Tecnologia Viernes, 20 de abril de 2018

¿Cuánto contamina tu teléfono celular?

Un estudio de una universidad canadiense analiza la huella ecológica de las telecomunicaciones. En 2040, los centros de datos y los smartphone serán las tecnologías de la información y comunicación más contaminantes.

Según advierte un nuevo estudio publicado en la revista Journal of Cleaner Production, los centros de datos y los smartphone serán las tecnologías de la información y comunicación más contaminantes en el año 2040.

Los investigadores, de la Escuela de Ingeniería y Tecnología de la Universidad McMaster (Canadá), estudiaron la huella de carbono de diferentes dispositivos: teléfonos móviles, ordenadores portátiles y de sobremesa, tablets, etc. Además, analizaron el impacto de los centros de datos, esos lugares físicos que procesan toda la información y de los que dependemos para que funcione internet.

"Detrás de cada mensaje de texto que enviamos, de cada llamada telefónica, de cada vídeo que descargamos, hay un centro de datos haciendo que esto sea posible. Las redes de telecomunicación consumen un montón de energía, se alimentan de electricidad que aún sigue generándose por la quema de combustibles fósiles. Es un consumo energético invisible para nosotros", explica Lotfi Belkhir, autor principal del trabajo.

Los teléfonos celulares, los más contaminantes

El resultado les sorprendió, pues encontraron que las emisiones de carbono que proceden tanto del uso como de la producción de las tecnologías de la información son bastante mayores de lo que se pensaba. "Si la tendencia continúa, en el año 2014 estas tecnologías serán las responsables del 14% de la huella ecológica, lo que supone casi la mitad del impacto del transporte a nivel global", advierte Belkhir.
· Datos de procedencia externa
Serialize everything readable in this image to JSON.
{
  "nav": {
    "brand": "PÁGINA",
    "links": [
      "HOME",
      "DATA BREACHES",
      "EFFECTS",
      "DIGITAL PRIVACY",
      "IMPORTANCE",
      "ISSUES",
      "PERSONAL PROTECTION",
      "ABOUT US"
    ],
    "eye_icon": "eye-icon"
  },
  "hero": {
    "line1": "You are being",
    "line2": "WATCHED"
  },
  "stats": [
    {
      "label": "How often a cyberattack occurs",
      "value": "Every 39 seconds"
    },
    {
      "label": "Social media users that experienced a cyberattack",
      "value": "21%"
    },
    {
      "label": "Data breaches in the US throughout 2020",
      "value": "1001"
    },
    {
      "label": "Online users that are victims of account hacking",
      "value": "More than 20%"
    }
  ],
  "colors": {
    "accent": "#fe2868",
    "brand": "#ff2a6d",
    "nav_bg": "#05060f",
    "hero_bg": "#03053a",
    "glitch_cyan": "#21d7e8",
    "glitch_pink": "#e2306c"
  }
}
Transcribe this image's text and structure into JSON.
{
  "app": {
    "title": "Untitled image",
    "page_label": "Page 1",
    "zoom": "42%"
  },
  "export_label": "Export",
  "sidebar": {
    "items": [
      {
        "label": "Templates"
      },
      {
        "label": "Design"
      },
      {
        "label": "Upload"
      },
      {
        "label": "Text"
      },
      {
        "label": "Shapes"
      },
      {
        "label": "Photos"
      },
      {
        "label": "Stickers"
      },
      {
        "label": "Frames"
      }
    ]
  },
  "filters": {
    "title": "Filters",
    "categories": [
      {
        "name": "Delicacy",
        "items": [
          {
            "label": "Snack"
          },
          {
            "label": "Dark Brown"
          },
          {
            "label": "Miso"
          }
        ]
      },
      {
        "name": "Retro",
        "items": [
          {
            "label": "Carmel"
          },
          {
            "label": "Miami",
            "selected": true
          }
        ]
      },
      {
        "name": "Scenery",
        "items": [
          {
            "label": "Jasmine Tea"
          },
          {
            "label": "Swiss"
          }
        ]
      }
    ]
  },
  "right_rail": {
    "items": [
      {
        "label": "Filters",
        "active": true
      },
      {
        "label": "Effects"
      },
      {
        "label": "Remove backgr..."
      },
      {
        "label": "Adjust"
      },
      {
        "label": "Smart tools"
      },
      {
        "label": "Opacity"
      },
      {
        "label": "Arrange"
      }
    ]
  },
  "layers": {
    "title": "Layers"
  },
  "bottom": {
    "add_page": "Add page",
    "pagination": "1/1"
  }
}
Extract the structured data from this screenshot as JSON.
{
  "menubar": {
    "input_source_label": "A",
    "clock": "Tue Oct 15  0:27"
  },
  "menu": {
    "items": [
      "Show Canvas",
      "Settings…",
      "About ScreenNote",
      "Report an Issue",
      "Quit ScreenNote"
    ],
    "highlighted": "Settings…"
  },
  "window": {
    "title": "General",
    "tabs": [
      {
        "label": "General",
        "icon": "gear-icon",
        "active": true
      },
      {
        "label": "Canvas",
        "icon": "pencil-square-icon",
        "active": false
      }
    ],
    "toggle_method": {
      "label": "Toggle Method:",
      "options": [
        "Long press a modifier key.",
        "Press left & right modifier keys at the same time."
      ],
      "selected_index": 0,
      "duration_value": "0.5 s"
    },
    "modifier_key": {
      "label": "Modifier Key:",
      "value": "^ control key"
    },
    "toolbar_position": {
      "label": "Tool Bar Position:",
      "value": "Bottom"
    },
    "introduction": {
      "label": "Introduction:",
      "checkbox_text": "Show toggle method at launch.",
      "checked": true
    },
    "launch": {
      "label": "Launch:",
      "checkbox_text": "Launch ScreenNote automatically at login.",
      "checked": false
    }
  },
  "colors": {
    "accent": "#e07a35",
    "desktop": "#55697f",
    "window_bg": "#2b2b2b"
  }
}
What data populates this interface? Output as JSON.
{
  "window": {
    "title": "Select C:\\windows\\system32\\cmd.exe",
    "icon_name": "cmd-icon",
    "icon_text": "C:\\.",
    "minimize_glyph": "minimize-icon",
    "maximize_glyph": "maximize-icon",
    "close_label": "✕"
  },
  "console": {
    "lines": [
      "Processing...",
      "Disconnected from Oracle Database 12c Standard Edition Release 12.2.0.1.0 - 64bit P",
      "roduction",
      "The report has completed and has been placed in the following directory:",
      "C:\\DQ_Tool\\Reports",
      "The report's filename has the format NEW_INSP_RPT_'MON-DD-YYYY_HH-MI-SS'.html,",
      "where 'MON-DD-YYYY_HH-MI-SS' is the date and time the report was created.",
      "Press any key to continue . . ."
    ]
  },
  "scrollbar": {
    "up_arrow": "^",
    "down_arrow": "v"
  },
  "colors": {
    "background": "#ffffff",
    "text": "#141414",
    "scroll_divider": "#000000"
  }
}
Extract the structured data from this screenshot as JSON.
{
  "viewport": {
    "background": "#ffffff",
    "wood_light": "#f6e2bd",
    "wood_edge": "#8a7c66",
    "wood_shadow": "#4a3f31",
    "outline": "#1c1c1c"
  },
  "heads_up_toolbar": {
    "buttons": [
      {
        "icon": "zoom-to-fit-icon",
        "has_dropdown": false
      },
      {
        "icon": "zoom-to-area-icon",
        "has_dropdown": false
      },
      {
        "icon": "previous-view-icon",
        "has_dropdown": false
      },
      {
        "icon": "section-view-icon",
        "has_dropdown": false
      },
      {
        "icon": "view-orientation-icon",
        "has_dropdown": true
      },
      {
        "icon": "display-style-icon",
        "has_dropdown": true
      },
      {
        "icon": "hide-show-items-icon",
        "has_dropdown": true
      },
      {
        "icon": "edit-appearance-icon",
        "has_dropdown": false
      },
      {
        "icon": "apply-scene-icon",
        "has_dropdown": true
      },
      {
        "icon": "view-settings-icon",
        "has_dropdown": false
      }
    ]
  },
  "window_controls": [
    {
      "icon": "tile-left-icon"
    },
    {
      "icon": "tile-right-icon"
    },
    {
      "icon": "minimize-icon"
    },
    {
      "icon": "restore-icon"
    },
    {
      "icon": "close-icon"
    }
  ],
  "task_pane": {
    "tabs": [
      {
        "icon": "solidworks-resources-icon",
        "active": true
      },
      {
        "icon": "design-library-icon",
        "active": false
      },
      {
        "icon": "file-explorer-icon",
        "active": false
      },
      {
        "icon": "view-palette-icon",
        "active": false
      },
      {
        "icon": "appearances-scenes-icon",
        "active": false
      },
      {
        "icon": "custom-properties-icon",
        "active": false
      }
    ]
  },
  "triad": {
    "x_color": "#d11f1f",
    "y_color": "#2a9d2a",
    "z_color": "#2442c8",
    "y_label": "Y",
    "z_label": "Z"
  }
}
En el año 2014 las tecnologías de la información serán las responsables del 14% de la huella ecológica

De entre todos los dispositivos, parece que en el año 2020 los más dañinos para el medio ambiente serán los smartphone. Y es que, aunque no se precisa de mucha energía para su uso diario, bien es sabido que su producción tiene elevados costes sociales y medioambientales. Se necesita mucha energía para fabricar un teléfono móvil, y también el uso de minerales escasos y con costosos procesos de extracción como el coltán, el oro y el tugnsteno.

Otro problema añadido radica en la obsolescencia de estos productos: su corta vida obliga al usuario a cambiar de móvil cada dos años como mucho, por lo que se generan cada vez más residuos y las compañías fabrican cada vez más teléfonos. Como resultado, "en torno al año 2020 el consumo energético de los smartphone será mucho mayor que el de los ordenadores", recalca el investigador.